738
436. Progress (X)

“Presentism” has long been identified has a problem in the contemporary West, although, given its nature, presumably nobody has the historical memory to recall that people have complained about presentism for decades—certainly at least since The Closing of the American Mind. Presentism inverts the eternal now found in Buddhism and other mystical traditions; it is the tendency to live ahistorically and so to be constantly surprised when events that are predictable to those who study history take place, or, alternatively, to be easily gulled by propaganda—to think that, just like it says on the telly, that there were black vikings and strong female warriors in the past.
Historically-minded people understand, for example, how Churchill was concerned that Britain should remain white post-WWII; although the Churchill image is bruited about in mainstream propaganda as “anti-Nazi” and “anti-racist”. The sentiment Churchill expressed would be classified as “Nazi”: we fought WWII so Britain would no longer be white, so it would be “a nation of immigrants” (correction, it always was) and become “diverse”. Anti-Nazi Churchill could not possibly want a white Britain; that is not what the telly box and the nice men from the neoconservative think tank told me.
Presentism also holds that everything from about three decades ago was hopelessly reactionary, whereas today we have progressed: women in the 1950s were strictly disciplined and lived in suburban purdah akin to Afghanistan; really, as they popped out child after child—being practically helpless and illiterate—they were desperately unhappy and necked pep pills to stave off suicidal thoughts. The fact that women entered the work force en masse in WWII and that contemporary films were soaked with feminist themes is lost on presentism. For the presentist, all that exists is today’s propaganda message; and the message says, “We must progress; we don’t want to go back to 1950.” We must not go back to the time when straight white men did sinister things to other people: this attitude spawned the cry, “It’s 2016!”, during Brexit—for the brainwashed presentist it is “current year” and in “current year” this is what we do, since we have progressed and so current year is self-evidently good.

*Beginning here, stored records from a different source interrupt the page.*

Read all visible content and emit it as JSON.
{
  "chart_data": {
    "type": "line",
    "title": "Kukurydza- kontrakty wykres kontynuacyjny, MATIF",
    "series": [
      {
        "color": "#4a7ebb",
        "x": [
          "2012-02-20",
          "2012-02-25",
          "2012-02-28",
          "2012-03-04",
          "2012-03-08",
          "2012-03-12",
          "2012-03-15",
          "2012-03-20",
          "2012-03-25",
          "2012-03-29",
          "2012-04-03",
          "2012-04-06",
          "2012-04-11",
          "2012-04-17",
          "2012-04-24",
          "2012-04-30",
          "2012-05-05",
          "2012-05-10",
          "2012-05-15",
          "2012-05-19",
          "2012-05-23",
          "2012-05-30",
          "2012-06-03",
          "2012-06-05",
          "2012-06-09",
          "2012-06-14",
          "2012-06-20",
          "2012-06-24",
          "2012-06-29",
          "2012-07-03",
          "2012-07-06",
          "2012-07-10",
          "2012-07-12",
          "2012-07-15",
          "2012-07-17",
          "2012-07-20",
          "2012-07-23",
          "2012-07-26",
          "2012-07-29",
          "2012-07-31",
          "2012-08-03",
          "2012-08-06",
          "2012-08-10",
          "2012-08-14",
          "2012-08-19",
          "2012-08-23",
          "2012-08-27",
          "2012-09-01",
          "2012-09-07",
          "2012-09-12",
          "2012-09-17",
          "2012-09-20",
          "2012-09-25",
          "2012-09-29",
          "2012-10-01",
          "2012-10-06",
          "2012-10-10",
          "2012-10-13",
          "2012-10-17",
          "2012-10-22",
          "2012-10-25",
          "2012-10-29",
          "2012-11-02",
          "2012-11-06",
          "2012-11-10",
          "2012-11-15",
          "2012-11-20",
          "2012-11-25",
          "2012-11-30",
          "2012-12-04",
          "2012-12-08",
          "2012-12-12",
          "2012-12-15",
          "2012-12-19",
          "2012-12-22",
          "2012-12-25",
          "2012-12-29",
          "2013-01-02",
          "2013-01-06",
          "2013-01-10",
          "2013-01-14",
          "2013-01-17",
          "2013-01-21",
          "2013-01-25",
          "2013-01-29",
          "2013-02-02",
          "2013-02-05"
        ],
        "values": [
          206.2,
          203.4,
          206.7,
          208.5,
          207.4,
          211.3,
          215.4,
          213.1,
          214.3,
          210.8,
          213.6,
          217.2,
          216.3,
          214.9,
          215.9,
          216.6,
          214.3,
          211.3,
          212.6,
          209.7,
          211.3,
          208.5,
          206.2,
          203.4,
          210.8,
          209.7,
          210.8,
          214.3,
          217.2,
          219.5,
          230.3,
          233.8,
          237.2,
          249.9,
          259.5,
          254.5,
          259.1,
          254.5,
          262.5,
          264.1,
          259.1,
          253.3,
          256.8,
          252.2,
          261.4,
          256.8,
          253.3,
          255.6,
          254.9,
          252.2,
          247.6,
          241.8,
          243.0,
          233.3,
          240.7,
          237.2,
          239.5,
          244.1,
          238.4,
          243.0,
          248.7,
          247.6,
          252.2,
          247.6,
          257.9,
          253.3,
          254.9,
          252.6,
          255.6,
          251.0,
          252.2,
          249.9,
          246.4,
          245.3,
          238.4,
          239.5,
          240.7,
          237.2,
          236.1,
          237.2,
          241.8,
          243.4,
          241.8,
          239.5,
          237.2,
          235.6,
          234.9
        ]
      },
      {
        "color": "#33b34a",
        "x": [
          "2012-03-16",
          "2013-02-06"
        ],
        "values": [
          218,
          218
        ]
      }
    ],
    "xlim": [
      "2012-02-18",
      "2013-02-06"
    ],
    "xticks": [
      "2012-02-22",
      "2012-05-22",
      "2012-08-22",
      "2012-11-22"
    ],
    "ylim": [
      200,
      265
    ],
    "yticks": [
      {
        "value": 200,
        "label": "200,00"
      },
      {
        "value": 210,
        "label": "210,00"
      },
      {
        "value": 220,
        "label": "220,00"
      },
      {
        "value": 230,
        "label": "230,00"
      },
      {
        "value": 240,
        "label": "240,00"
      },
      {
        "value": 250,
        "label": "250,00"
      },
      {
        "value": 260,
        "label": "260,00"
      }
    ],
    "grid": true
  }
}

The fact that much the same propaganda has been spewed out for decades is lost on the presentist. There were people in 1950 who roughly said, “It’s not 1890, you know,” and progressive talking points were already in evidence in 1890—soon I expect to hear “how hard it was for women in the 1990s, before feminism”. The attitude is connected to the view that societies improve by default, so that 2021 is automatically better than 2016—though rationally there is no reason why this should be; and this is integral to the progressive belief system, partly inherited from Marxism: the view that history has a direction and the direction is to the good; ironically, people who think this know as little about actual historical events as possible.
Presentism is connected to feminisation; as Spengler observed, women are ahistorical; they are like plants, every woman is really the same woman—the grass grows and dies and it is more or less the same in 1500 and 2020. Men, by contrast, are definite individuals and so have a history: men do not live in a perpetual present—man separates himself from nature, differentiates himself and becomes unique.
There will be no man exactly like Alexander the Great or Napoleon—yet all women are much the same in all ages. Men are strategists and think in the long-term—they think historically, whereas women are immediate hedonists; hence the consumer society is a presentist society, YOLO is its slogan—you only live once, and not in the sense that you must remember you must die. Rather, the sentiment is that you should spend it all now: burn it up irresponsibly, there is only nature’s perpetual now—not the eternal spiritual now—and you might as well use it up. Unless you are a Nazi, or whatever.